Last Meal, Last Genome: Woolly Rhino DNA Recovered From 14,400-Year-Old Wolf Pup Suggests Sudden Extinction

A preserved wolf pup recovered from the Siberian permafrost yielded an extraordinary surprise: a chunk of frozen meat in its stomach that proved to be woolly rhinoceros tissue. Radiocarbon dating places the wolf—and therefore its last meal—at about 14,400 years old. Researchers extracted a high-coverage genome from that muscle tissue, producing one of the latest and most complete genomic snapshots of the woolly rhinoceros (Coelodonta antiquitatis).
What the Study Found
Published in Genome Biology and Evolution, the international team from Sweden, Wales, Denmark and Russia compared this newly sequenced genome to two earlier woolly rhino genomes dated to roughly 18,000 and 49,000 years ago. Contrary to expectations, the late Pleistocene genome showed no clear signs of long-term genetic deterioration: there was no marked increase in harmful mutations, no detectable rise in inbreeding, and little change in overall genomic diversity across tens of thousands of years.
Sequencing the entire genome of an Ice Age animal found in the stomach of another animal has never been done before, explained study author and Stockholm University paleogeneticist Camilo Chacón-Duque.
Co-author and Stockholm University paleogeneticist Edana Lord added that analyses revealed a "surprisingly stable genetic pattern with no change in inbreeding levels through tens of thousands of years prior to the extinction of woolly rhinos." That stability suggests the species did not suffer a prolonged genetic decline before disappearing.
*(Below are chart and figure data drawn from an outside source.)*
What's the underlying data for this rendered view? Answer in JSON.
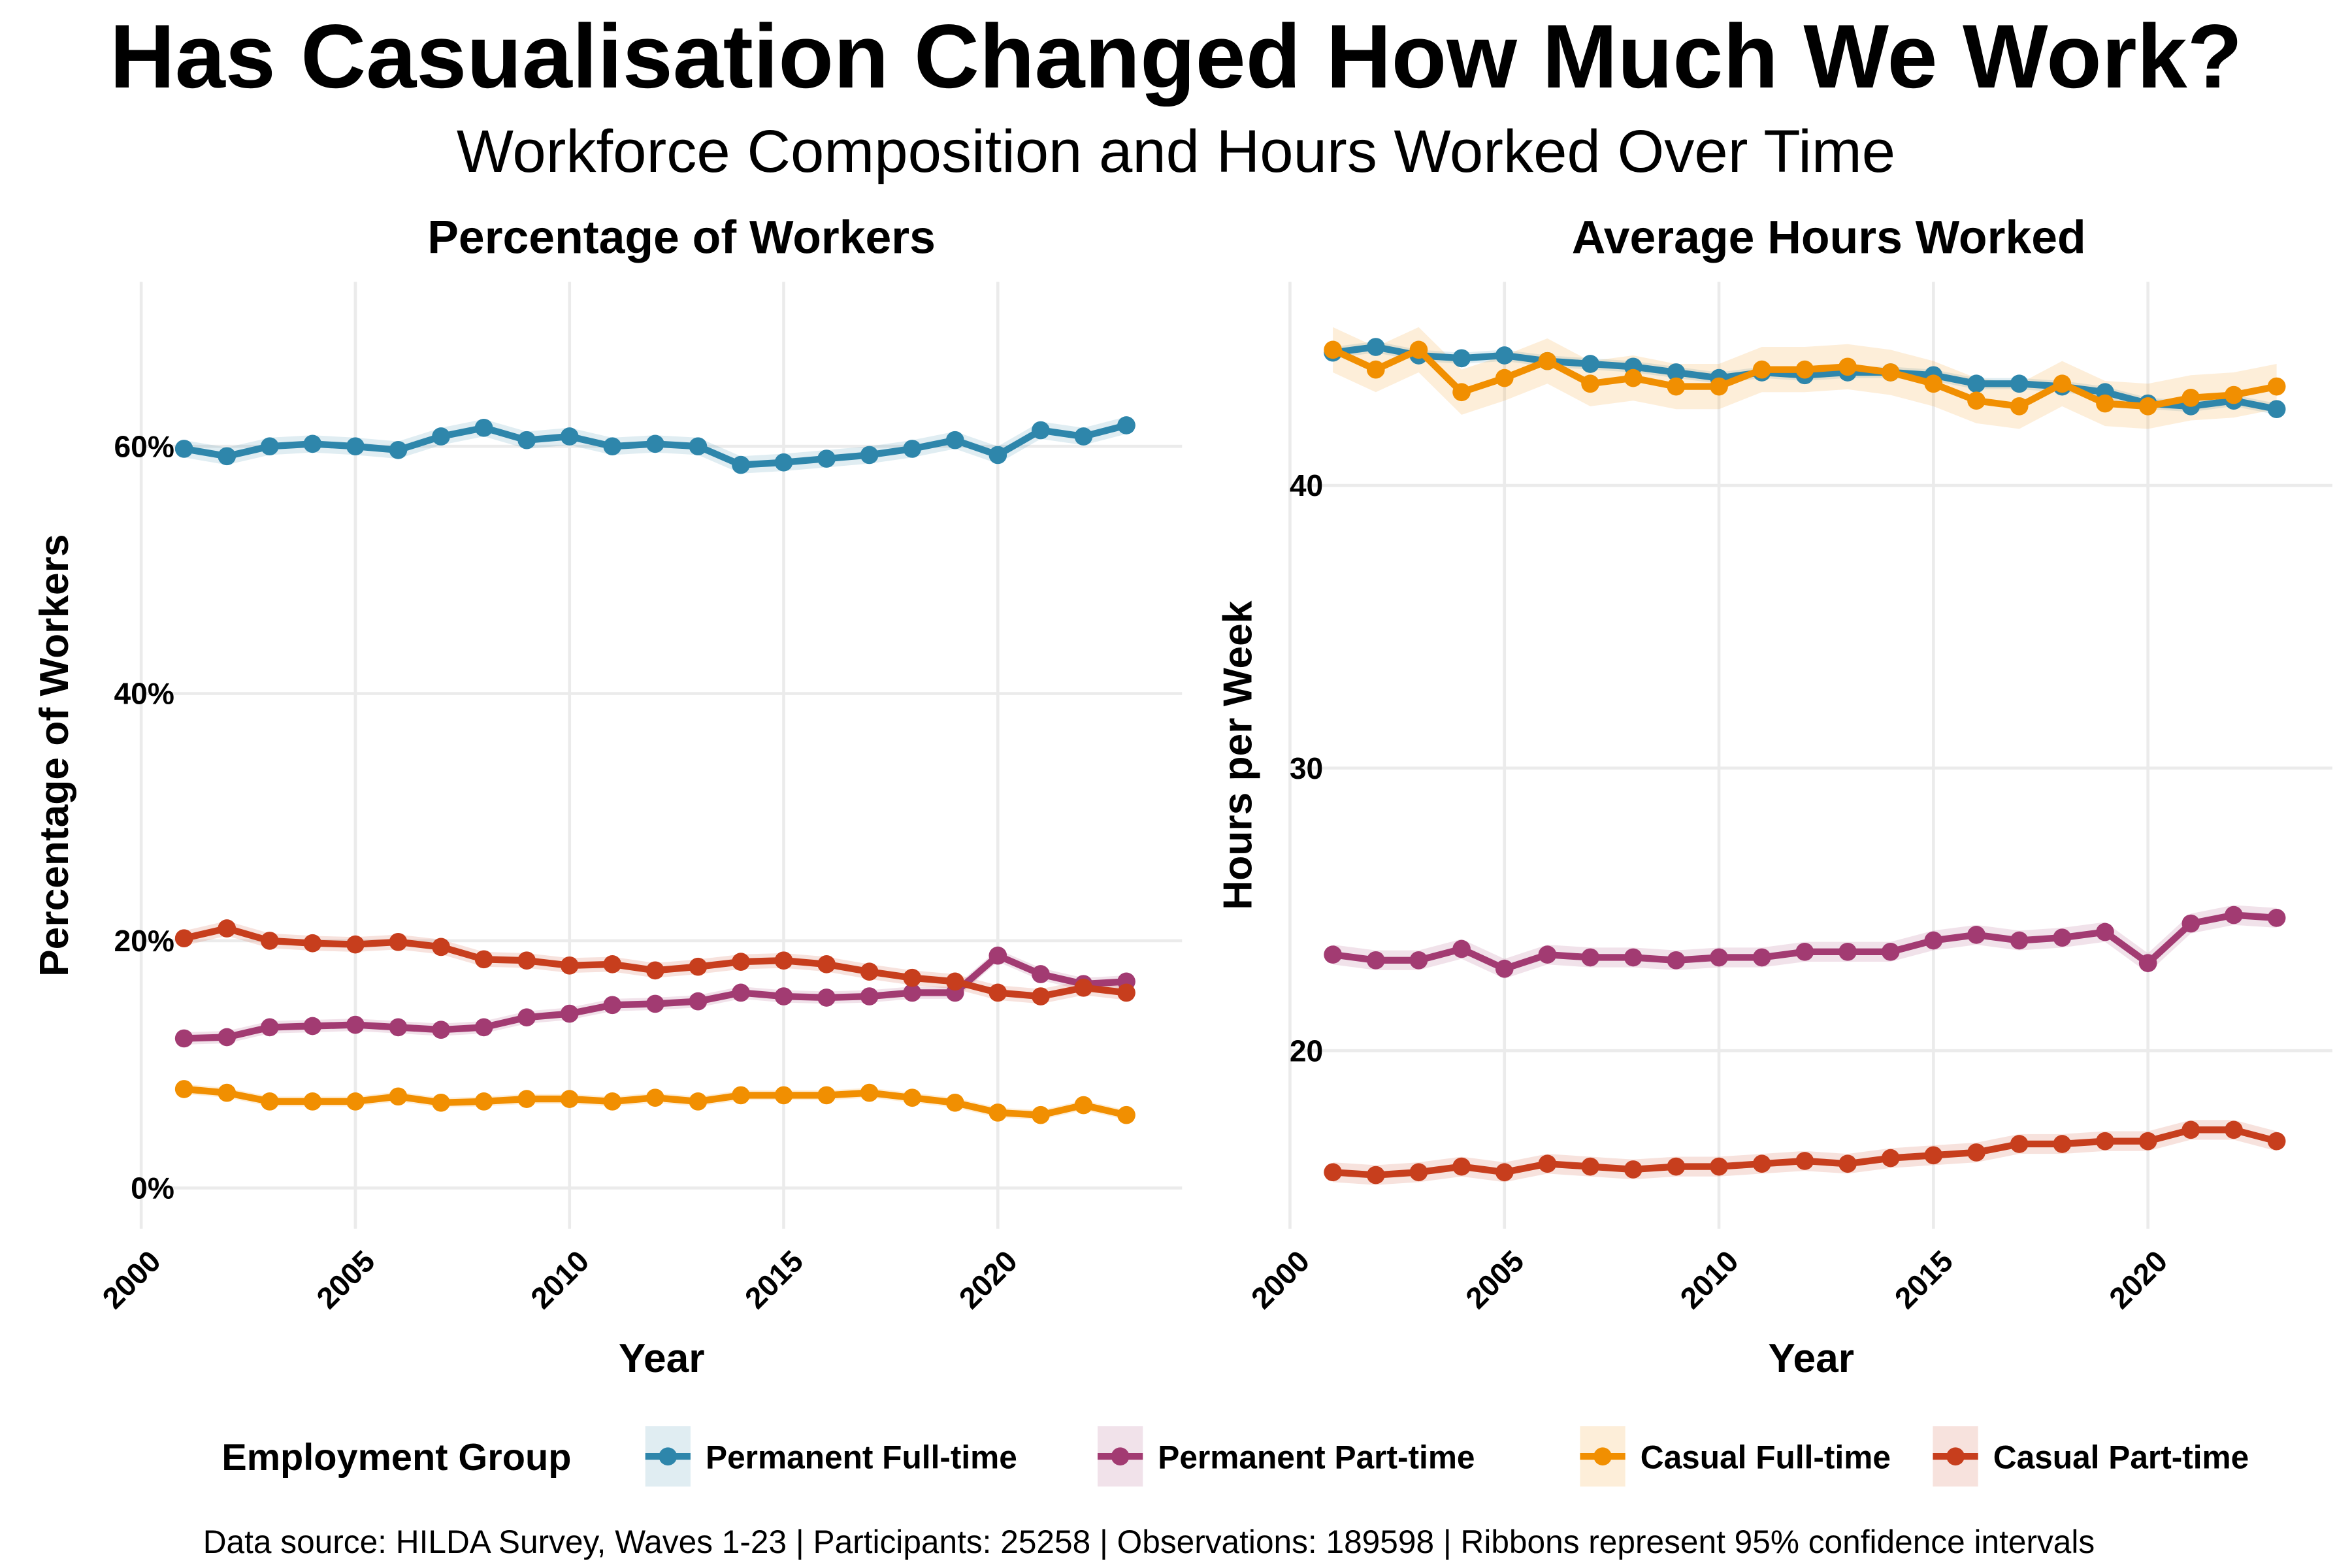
{
  "title": "Has Casualisation Changed How Much We Work?",
  "subtitle": "Workforce Composition and Hours Worked Over Time",
  "legend": {
    "title": "Employment Group"
  },
  "caption": "Data source: HILDA Survey, Waves 1-23 | Participants: 25258 | Observations: 189598 | Ribbons represent 95% confidence intervals",
  "colors": {
    "Permanent Full-time": "#2E86AB",
    "Permanent Part-time": "#A23B72",
    "Casual Full-time": "#F18F01",
    "Casual Part-time": "#C73E1D"
  },
  "chart_data": [
    {
      "type": "line",
      "title": "Percentage of Workers",
      "xlabel": "Year",
      "ylabel": "Percentage of Workers",
      "xlim": [
        2000,
        2024.3
      ],
      "ylim": [
        -3.3,
        73.3
      ],
      "xticks": [
        2000,
        2005,
        2010,
        2015,
        2020
      ],
      "yticks": [
        0,
        20,
        40,
        60
      ],
      "ytick_labels": [
        "0%",
        "20%",
        "40%",
        "60%"
      ],
      "grid": true,
      "legend_position": "bottom",
      "x": [
        2001,
        2002,
        2003,
        2004,
        2005,
        2006,
        2007,
        2008,
        2009,
        2010,
        2011,
        2012,
        2013,
        2014,
        2015,
        2016,
        2017,
        2018,
        2019,
        2020,
        2021,
        2022,
        2023
      ],
      "series": [
        {
          "name": "Permanent Full-time",
          "ci_halfwidth": 0.7,
          "values": [
            59.8,
            59.2,
            60.0,
            60.2,
            60.0,
            59.7,
            60.8,
            61.5,
            60.5,
            60.8,
            60.0,
            60.2,
            60.0,
            58.5,
            58.7,
            59.0,
            59.3,
            59.8,
            60.5,
            59.3,
            61.3,
            60.8,
            61.7
          ]
        },
        {
          "name": "Permanent Part-time",
          "ci_halfwidth": 0.5,
          "values": [
            12.1,
            12.2,
            13.0,
            13.1,
            13.2,
            13.0,
            12.8,
            13.0,
            13.8,
            14.1,
            14.8,
            14.9,
            15.1,
            15.8,
            15.5,
            15.4,
            15.5,
            15.8,
            15.8,
            18.8,
            17.3,
            16.5,
            16.7
          ]
        },
        {
          "name": "Casual Full-time",
          "ci_halfwidth": 0.4,
          "values": [
            8.0,
            7.7,
            7.0,
            7.0,
            7.0,
            7.4,
            6.9,
            7.0,
            7.2,
            7.2,
            7.0,
            7.3,
            7.0,
            7.5,
            7.5,
            7.5,
            7.7,
            7.3,
            6.9,
            6.1,
            5.9,
            6.7,
            5.9
          ]
        },
        {
          "name": "Casual Part-time",
          "ci_halfwidth": 0.6,
          "values": [
            20.2,
            21.0,
            20.0,
            19.8,
            19.7,
            19.9,
            19.5,
            18.5,
            18.4,
            18.0,
            18.1,
            17.6,
            17.9,
            18.3,
            18.4,
            18.1,
            17.5,
            17.0,
            16.7,
            15.8,
            15.5,
            16.2,
            15.8
          ]
        }
      ]
    },
    {
      "type": "line",
      "title": "Average Hours Worked",
      "xlabel": "Year",
      "ylabel": "Hours per Week",
      "xlim": [
        2000,
        2024.3
      ],
      "ylim": [
        13.7,
        47.2
      ],
      "xticks": [
        2000,
        2005,
        2010,
        2015,
        2020
      ],
      "yticks": [
        20,
        30,
        40
      ],
      "ytick_labels": [
        "20",
        "30",
        "40"
      ],
      "grid": true,
      "legend_position": "bottom",
      "x": [
        2001,
        2002,
        2003,
        2004,
        2005,
        2006,
        2007,
        2008,
        2009,
        2010,
        2011,
        2012,
        2013,
        2014,
        2015,
        2016,
        2017,
        2018,
        2019,
        2020,
        2021,
        2022,
        2023
      ],
      "series": [
        {
          "name": "Permanent Full-time",
          "ci_halfwidth": 0.2,
          "values": [
            44.7,
            44.9,
            44.6,
            44.5,
            44.6,
            44.4,
            44.3,
            44.2,
            44.0,
            43.8,
            44.0,
            43.9,
            44.0,
            44.0,
            43.9,
            43.6,
            43.6,
            43.5,
            43.3,
            42.9,
            42.8,
            43.0,
            42.7
          ]
        },
        {
          "name": "Permanent Part-time",
          "ci_halfwidth": 0.35,
          "values": [
            23.4,
            23.2,
            23.2,
            23.6,
            22.9,
            23.4,
            23.3,
            23.3,
            23.2,
            23.3,
            23.3,
            23.5,
            23.5,
            23.5,
            23.9,
            24.1,
            23.9,
            24.0,
            24.2,
            23.1,
            24.5,
            24.8,
            24.7
          ]
        },
        {
          "name": "Casual Full-time",
          "ci_halfwidth": 0.8,
          "values": [
            44.8,
            44.1,
            44.8,
            43.3,
            43.8,
            44.4,
            43.6,
            43.8,
            43.5,
            43.5,
            44.1,
            44.1,
            44.2,
            44.0,
            43.6,
            43.0,
            42.8,
            43.6,
            42.9,
            42.8,
            43.1,
            43.2,
            43.5
          ]
        },
        {
          "name": "Casual Part-time",
          "ci_halfwidth": 0.35,
          "values": [
            15.7,
            15.6,
            15.7,
            15.9,
            15.7,
            16.0,
            15.9,
            15.8,
            15.9,
            15.9,
            16.0,
            16.1,
            16.0,
            16.2,
            16.3,
            16.4,
            16.7,
            16.7,
            16.8,
            16.8,
            17.2,
            17.2,
            16.8
          ]
        }
      ]
    }
  ]
}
Interpretation and Implications
Because the genome shows no slow buildup of genetic problems, the authors propose that woolly rhinoceroses likely experienced a rapid population collapse near the end of the last Ice Age—potentially within a few hundred years—rather than a drawn-out decline. The most plausible driver the team cites is the abrupt warming that accompanied the close of the Ice Age, which would have rapidly altered habitats and resources.
Beyond its paleontological importance, the study offers a sobering reminder: even populations that appear genetically healthy can be wiped out quickly by fast environmental change. Recovering a high-quality genome from meat preserved in a predator's stomach is also a novel method that could help fill gaps in the fossil record and improve our understanding of extinction dynamics.
Note: This research was highlighted in Nautilus and provides new genomic evidence about the timing and possible causes of the woolly rhinoceros extinction around 14,000 years ago.